Ten years ago my father got an invite to run a 5K with a group at his office. True to form, he said sure and showed up one cold morning and ran 3.1 miles having never run before. After this run he was hooked. Since then he has run countless 5 and 10k races, a handful of half and full marathons and, I believe, 10 ultra marathons on mountain terrain. My dad is a bad-ass and inspires me daily!
I have wanted to be a runner for years. People look like they are having so much fun at the crack of dawn running with groups of other runners. Lots of my friends are runners and I envy their hobby and the great body that comes with it. Despite all this, I have never become a runner. Running scares me. It hurts. It is sweaty. While seasoned runners look great taking a quick hour-long jaunt through the neighborhood, new runners look terrible. Red faced, wheezing people with midsections that jiggle with each labored step. I just can’t bring myself to do it.
For the past few weeks I have seen a 5K advertised benefiting the YMCA. All funds raised from the race will go to helping needy children attend summer camp. Having never been to summer camp myself, I find this to be a really noble cause. I hear great stories about camp and want all kids, especially those who may not always have the best role models, to have this chance. My spin buddy announced at Wednesday’s class that she would not be spinning on Friday because she was running a 5K on Saturday.
“Is it the one for the YMCA?” I asked.
“Yup. You should come!” she said.
“Oddly, I was considering it. I have never ran before, but my dad started out having never run either. Maybe I will…”
My friend urged me to sign up. It would be fun, she promised. And running is great! And I’m already in pretty good shape. I can totally do this.
So I registered that night, donating an additional $5 to a cause I feel good about.
Saturday morning I woke up, made some healthy Qunioa Muffins, cleaned my kitchen, dug out my warmest exercise clothing and then went to run my first 5K in 20 degree weather.

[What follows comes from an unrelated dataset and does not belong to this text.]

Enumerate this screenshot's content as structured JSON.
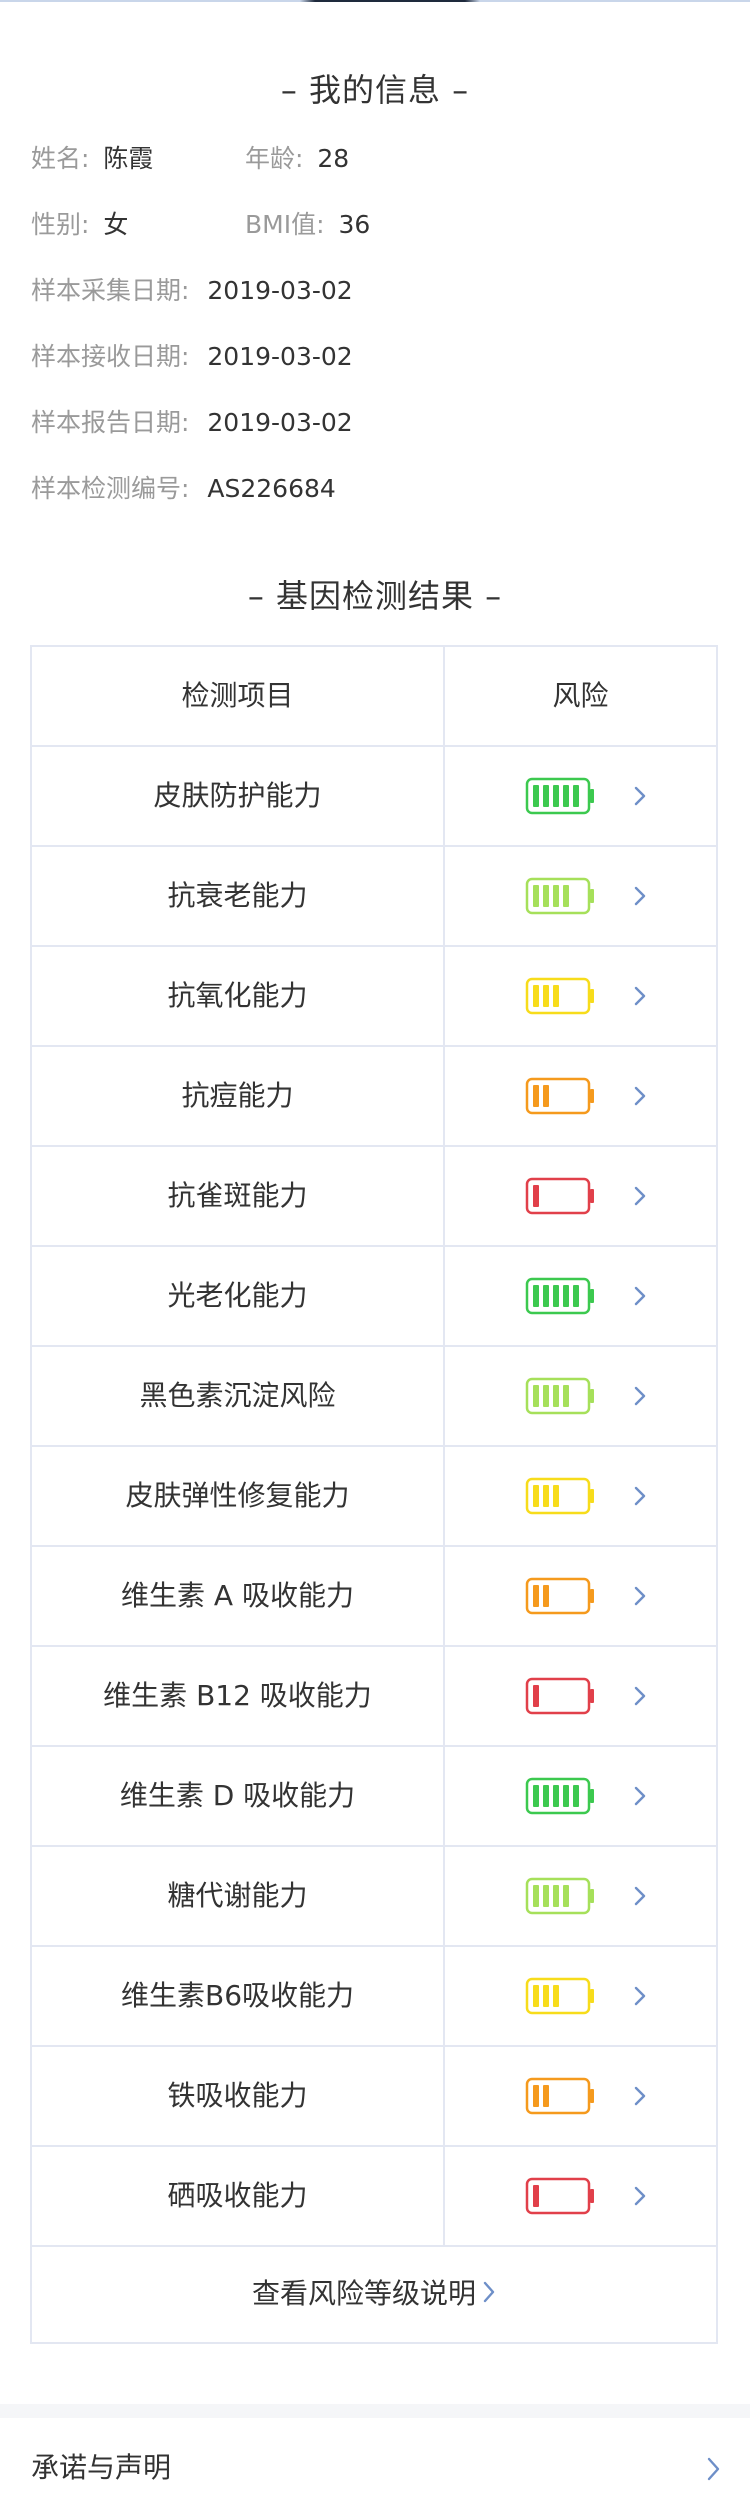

And y’all… I did it! And it did not completely suck. Actually, quite the contrary. It was hard, and I sure hurt the next day, but I finished the race and for the first time since infertility “happened” I felt in control of something. I accomplished a goal I have had for years.
Granted, I did not run 100% of it, but I ran about 75%. And I finished 18th in my age group (out of 48 still fertile aged women) at 33 minutes and 9 seconds. I even passed people while I was running, granted, a lot of them were MUCH older than I am, but I don’t care. The competitive woman in me got a kick out of every pair of sneakers I left in the dust.
And I’m proud of this.
Tell me, do you guys run? Any tips for the running newbie?